1,Taylor Swift and Travis Kelce have been the su...,Extending a weekslong right-wing meltdown over...,2024-02-12T00:32:24+0000,article,U.S.,News,Trump Says It Would Be ‘Disloyal’ for Taylor S...,"Swift, Taylor;Kelce, Travis;Trump, Donald J;Bi..."
2,In a halftime set that touched on more than a ...,A few minutes into Usher’s dynamic and sly Sup...,2024-02-12T02:14:00+0000,article,Arts,Review,Usher Brings Precise Details to Pop’s Biggest ...,"Rap and Hip-Hop;Super Bowl;Usher;Keys, Alicia;..."
3,The pop superstar used a Verizon ad to tell fa...,After days of speculation and online sleuthing...,2024-02-12T02:41:56+0000,article,Arts,News,Beyoncé Announces New Album in Super Bowl Comm...,"Pop and Rock Music;Super Bowl;Knowles, Beyonce..."
4,"William Albert Haynes Jr., 70, went by “Billy ...","William Albert “Billy Jack” Haynes Jr., who in...",2024-02-12T03:10:32+0000,article,Arts,News,Former W.W.F. Wrestler Arrested in Wife’s Murder,"Murders, Attempted Murders and Homicides;Wrest..."
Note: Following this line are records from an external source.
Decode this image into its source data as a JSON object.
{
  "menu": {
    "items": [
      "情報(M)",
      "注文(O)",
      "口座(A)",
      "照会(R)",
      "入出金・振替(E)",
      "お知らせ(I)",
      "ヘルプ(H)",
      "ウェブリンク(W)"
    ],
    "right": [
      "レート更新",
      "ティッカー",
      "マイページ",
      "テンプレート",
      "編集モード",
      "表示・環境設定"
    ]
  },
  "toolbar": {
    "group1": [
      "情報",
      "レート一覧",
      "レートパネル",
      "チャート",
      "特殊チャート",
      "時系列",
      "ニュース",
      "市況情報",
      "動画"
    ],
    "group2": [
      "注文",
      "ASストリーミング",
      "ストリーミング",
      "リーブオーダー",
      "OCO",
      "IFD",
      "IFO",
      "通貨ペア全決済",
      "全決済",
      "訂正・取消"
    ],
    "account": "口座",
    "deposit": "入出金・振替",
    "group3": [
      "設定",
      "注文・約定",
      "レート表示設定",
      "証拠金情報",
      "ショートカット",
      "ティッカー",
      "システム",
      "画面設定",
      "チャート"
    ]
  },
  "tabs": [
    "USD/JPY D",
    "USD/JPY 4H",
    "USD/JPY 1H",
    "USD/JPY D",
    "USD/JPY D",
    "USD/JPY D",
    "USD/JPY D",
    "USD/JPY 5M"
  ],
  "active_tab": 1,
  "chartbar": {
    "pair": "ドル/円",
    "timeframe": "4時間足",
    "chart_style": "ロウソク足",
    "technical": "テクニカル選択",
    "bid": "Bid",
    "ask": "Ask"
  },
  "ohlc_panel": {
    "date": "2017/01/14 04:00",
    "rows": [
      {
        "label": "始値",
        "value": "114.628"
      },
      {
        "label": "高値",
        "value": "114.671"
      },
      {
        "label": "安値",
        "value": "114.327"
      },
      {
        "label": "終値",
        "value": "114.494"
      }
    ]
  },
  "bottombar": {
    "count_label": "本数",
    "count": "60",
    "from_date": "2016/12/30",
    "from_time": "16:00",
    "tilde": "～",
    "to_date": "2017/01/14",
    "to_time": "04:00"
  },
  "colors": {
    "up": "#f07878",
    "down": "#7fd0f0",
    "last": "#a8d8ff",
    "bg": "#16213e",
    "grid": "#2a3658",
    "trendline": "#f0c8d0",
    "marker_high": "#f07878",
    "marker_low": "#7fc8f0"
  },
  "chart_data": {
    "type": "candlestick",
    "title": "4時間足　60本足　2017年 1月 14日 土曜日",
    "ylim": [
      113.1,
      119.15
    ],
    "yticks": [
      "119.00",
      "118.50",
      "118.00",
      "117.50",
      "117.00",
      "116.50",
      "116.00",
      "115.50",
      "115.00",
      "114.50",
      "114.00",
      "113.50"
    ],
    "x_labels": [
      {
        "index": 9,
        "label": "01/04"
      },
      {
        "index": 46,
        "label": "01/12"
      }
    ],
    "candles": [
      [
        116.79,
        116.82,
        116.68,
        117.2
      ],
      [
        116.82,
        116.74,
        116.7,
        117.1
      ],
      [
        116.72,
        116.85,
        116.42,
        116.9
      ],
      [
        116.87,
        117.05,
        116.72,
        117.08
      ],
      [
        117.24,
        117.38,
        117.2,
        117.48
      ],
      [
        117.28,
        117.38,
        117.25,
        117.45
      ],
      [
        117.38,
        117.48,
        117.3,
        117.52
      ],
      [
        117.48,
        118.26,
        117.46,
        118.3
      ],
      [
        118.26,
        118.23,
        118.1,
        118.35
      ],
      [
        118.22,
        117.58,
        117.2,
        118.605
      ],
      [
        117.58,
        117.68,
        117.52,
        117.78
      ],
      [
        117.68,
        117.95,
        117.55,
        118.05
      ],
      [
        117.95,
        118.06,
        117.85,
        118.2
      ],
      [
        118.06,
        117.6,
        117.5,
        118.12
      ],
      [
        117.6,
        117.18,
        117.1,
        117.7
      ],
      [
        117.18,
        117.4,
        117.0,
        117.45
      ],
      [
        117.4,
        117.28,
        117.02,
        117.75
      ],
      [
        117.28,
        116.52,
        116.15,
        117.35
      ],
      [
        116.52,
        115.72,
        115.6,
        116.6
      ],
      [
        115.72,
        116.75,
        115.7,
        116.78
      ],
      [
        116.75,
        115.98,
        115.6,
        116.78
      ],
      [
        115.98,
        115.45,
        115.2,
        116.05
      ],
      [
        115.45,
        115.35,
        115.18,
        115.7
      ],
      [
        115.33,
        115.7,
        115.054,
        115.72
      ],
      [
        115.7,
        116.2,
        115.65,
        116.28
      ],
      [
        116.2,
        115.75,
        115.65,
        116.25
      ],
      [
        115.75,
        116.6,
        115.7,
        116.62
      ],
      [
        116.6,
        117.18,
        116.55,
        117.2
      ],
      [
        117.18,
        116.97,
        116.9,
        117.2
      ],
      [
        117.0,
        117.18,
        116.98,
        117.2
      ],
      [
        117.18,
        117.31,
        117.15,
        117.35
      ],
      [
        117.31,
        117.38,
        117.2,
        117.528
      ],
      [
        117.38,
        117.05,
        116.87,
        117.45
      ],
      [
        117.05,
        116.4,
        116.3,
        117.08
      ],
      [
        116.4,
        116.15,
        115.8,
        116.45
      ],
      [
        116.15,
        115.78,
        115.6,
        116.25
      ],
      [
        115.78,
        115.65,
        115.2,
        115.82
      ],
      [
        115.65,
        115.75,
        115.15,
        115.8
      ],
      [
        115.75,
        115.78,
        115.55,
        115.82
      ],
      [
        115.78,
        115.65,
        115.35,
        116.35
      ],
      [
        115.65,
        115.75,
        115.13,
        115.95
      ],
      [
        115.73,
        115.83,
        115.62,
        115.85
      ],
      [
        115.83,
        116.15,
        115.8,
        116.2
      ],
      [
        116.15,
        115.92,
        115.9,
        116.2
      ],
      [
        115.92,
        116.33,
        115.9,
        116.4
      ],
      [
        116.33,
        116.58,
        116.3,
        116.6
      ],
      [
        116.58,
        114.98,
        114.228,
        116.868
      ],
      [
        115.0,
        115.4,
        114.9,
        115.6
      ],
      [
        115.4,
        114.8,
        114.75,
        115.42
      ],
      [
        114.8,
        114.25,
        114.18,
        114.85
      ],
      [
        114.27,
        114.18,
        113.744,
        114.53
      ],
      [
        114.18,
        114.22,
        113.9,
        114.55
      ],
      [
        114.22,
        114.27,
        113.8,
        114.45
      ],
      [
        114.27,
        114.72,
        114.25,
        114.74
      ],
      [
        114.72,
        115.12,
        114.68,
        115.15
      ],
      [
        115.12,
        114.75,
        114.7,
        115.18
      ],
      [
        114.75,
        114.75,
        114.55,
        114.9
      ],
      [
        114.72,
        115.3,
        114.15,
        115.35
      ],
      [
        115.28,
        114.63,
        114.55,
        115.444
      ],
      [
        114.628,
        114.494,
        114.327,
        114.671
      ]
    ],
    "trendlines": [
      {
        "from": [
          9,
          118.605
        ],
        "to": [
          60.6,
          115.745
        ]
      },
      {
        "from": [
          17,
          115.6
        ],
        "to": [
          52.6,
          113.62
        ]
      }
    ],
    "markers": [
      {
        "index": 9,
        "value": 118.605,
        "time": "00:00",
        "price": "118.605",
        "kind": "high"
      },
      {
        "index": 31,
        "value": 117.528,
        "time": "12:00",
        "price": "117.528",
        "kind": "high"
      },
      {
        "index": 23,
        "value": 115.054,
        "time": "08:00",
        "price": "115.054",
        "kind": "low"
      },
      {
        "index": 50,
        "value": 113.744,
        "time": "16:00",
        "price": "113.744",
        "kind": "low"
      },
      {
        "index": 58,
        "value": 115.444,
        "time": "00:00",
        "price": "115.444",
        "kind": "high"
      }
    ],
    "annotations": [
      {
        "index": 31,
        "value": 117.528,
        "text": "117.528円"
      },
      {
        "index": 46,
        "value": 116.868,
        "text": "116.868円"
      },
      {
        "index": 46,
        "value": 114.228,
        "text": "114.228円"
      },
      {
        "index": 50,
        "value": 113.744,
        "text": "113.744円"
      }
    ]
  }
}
...,...,...,...,...,...,...,...,...
111,Pregnant women with diabetes or high blood pre...,Women who develop high blood pressure or diabe...,2024-02-12T23:13:06+0000,article,Health,News,Children Born to Mothers With Pregnancy Compli...,your-feed-science;Pregnancy and Childbirth;Dia...
112,The shooting took place at the Mount Eden Aven...,A 35-year-old man was killed and five other pe...,2024-02-12T23:13:38+0000,article,New York,News,One Killed and 5 Wounded in Shooting at Bronx ...,"Subways;Murders, Attempted Murders and Homicid..."
113,Our guide to the themes dominating the race.,The special election in New York’s Third Congr...,2024-02-12T23:20:47+0000,article,U.S.,News,How Special Is New York’s Special Election?,"Politics and Government;Elections;Suozzi, Thom..."
114,The former president showed up at the federal ...,Former President Donald J. Trump and his lawye...,2024-02-12T23:31:02+0000,article,U.S.,News,Trump Attends Court Hearing on Access to Class...,Federal Criminal Case Against Trump (Documents...


5. Once you have done all of these in the notebook, create a Python script that can be called with a date (from a TikTok video). First, the script looks whether a CSV with cleaned articles is in our folder. If not, calls first the API function to get the articles and then the function that converts them into a CSV. Then, it loads the CSV into a datafram and it uses filtering to get the articles for the desired date. These articles will be used for the Semantic Similarity portion of the TikTok Project.

Completed this in the python file **articles_to_csv.py**.